The Dallas Morning News broke with more than 75 years of tradition on Wednesday morning to endorse a Democrat for president, choosing Hillary Clinton over Donald Trump.
And in doing so, they got right to the point: "There is only one serious candidate on the presidential ballot in November," the editorial began. "We recommend Hillary Clinton."
The Dallas Morning News’ editorial page is very, very conservative. It hasn’t endorsed a Democrat for president since Franklin Delano Roosevelt in 1940. (Its unbroken streak of Republicans has one exception: In 1964, the newspaper declined to choose between Barry Goldwater and Lyndon Baines Johnson.) And the editorial included a critique of the Democratic Party’s "over-reliance on government and regulation."
But the editorial went on to savage Trump:
He plays on fear — exploiting base instincts of xenophobia, racism and misogyny — to bring out the worst in all of us, rather than the best. His serial shifts on fundamental issues reveal an astounding absence of preparedness. And his improvisational insults and midnight tweets exhibit a dangerous lack of judgment and impulse control.
Clinton, the editorial board wrote, is a "known quantity."
The endorsement is a sign of how much Trump’s campaign has shaken even staunch bastions of Republicanism. But will it matter to anybody else? Given how polarized American politics have become — not to mention the waning influence of newspapers — it’s reasonable to be skeptical that any Republicans were sitting around waiting to hear what the Dallas Morning News had to think before making up their mind on Trump.
A surprising newspaper endorsement could actually make a difference
According to a study published in 2011, though, an unusual endorsement like this might matter precisely because it’s not what readers expected to hear. Newspaper endorsements change the most minds when they break with the usual pattern to endorse a candidate of the other party.
Two political scientists, Chun-Fang Chiang, of National Taiwan University, and Brian Knight, of Brown University, studied the effect of newspaper endorsements in 2000 and 2004, using a survey that asked voters in the days leading up to the election about which newspapers they read and which candidates they preferred.
The researchers sorted newspapers on a spectrum based on how likely they were to endorse Democrats for president. The Dallas Morning News was the most predictably conservative of the group — endorsing Democrats just 17 percent of the time. At the other end of the spectrum, the New York Times endorsed Democrats 90 percent of the time.

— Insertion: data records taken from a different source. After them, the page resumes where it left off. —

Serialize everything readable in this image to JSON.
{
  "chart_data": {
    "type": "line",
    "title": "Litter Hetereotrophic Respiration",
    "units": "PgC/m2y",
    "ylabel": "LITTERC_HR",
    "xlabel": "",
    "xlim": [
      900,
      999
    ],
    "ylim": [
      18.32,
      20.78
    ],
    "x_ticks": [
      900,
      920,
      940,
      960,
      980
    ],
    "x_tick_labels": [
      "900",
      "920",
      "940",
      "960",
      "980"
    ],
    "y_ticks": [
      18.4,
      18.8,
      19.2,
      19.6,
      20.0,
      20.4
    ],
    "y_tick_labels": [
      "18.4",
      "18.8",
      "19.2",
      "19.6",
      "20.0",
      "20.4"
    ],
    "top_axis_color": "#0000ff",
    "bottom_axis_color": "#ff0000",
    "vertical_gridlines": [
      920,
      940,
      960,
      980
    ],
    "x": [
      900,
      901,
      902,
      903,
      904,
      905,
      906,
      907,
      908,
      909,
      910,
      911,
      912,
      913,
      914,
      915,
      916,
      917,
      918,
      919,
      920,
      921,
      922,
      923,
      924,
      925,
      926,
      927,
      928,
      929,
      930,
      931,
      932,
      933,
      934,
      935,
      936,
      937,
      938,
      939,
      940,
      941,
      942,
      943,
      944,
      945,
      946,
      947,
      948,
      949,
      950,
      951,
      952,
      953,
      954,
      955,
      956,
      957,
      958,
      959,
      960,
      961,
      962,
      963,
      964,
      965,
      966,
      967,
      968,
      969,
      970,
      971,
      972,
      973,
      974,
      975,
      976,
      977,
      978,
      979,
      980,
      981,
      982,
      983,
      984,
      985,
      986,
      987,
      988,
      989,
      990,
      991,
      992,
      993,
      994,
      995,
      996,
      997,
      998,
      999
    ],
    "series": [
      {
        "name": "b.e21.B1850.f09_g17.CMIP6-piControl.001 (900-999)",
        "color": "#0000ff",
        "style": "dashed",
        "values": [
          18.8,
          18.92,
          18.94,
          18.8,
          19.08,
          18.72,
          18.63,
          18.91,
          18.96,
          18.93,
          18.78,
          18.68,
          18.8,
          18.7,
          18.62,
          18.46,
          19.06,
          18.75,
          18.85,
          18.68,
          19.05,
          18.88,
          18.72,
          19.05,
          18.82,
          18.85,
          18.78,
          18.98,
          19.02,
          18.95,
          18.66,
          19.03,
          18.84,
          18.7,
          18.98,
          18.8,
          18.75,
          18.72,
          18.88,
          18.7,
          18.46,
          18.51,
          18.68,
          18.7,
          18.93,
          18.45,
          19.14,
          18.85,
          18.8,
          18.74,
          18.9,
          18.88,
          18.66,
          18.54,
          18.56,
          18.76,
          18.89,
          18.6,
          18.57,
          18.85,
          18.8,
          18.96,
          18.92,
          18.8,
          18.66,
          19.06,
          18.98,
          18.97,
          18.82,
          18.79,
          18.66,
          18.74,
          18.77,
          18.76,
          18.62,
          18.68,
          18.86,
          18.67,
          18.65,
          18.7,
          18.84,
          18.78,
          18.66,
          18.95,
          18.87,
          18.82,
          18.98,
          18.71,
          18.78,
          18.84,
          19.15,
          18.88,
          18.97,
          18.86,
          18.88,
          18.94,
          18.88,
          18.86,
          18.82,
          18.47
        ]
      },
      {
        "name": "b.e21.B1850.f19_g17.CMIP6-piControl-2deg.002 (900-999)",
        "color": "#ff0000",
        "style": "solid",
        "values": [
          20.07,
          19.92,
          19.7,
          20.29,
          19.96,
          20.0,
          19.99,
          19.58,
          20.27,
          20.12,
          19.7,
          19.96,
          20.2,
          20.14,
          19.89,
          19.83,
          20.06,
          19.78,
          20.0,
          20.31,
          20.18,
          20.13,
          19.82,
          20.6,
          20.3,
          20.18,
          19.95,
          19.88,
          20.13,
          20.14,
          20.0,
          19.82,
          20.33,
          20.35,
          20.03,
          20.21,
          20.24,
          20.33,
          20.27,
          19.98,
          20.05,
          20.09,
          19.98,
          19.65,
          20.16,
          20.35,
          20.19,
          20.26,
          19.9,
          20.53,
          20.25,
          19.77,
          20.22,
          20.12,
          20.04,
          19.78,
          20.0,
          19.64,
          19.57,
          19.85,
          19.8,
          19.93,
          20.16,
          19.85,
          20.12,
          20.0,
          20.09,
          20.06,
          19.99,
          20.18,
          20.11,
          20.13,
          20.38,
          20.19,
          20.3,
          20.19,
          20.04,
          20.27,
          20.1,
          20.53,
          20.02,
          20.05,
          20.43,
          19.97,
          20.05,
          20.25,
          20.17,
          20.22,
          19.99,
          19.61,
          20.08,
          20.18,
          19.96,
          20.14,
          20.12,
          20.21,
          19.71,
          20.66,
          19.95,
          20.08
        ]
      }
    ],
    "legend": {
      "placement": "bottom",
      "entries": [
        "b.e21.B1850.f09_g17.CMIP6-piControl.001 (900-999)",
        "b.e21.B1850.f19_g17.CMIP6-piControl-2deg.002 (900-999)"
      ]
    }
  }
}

They found that when Democratic-leaning newspapers endorsed Republicans for president, or vice versa, readers were slightly more likely to support the candidate the newspaper endorsed. If newspapers endorsed the candidates that typically lined up with the editorial page’s ideology, though, they didn’t really convince anyone. The effects were greatest among people who had seen the endorsement, as you might expect, and among older readers, who were more likely to read the editorial page.
The study’s findings might not be as true today. Newspaper circulation has fallen 20 percent since 2004, the last election the researchers studied, and more and more Americans are getting their news online or other ways. Pew found that 81 percent of the public gets at least some of its news online. Meanwhile, the American public has become even more polarized.
Still, given the Dallas Morning News’ strict conservative bent, its choice to endorse Clinton isn’t just making headlines — research suggests it could make a real difference.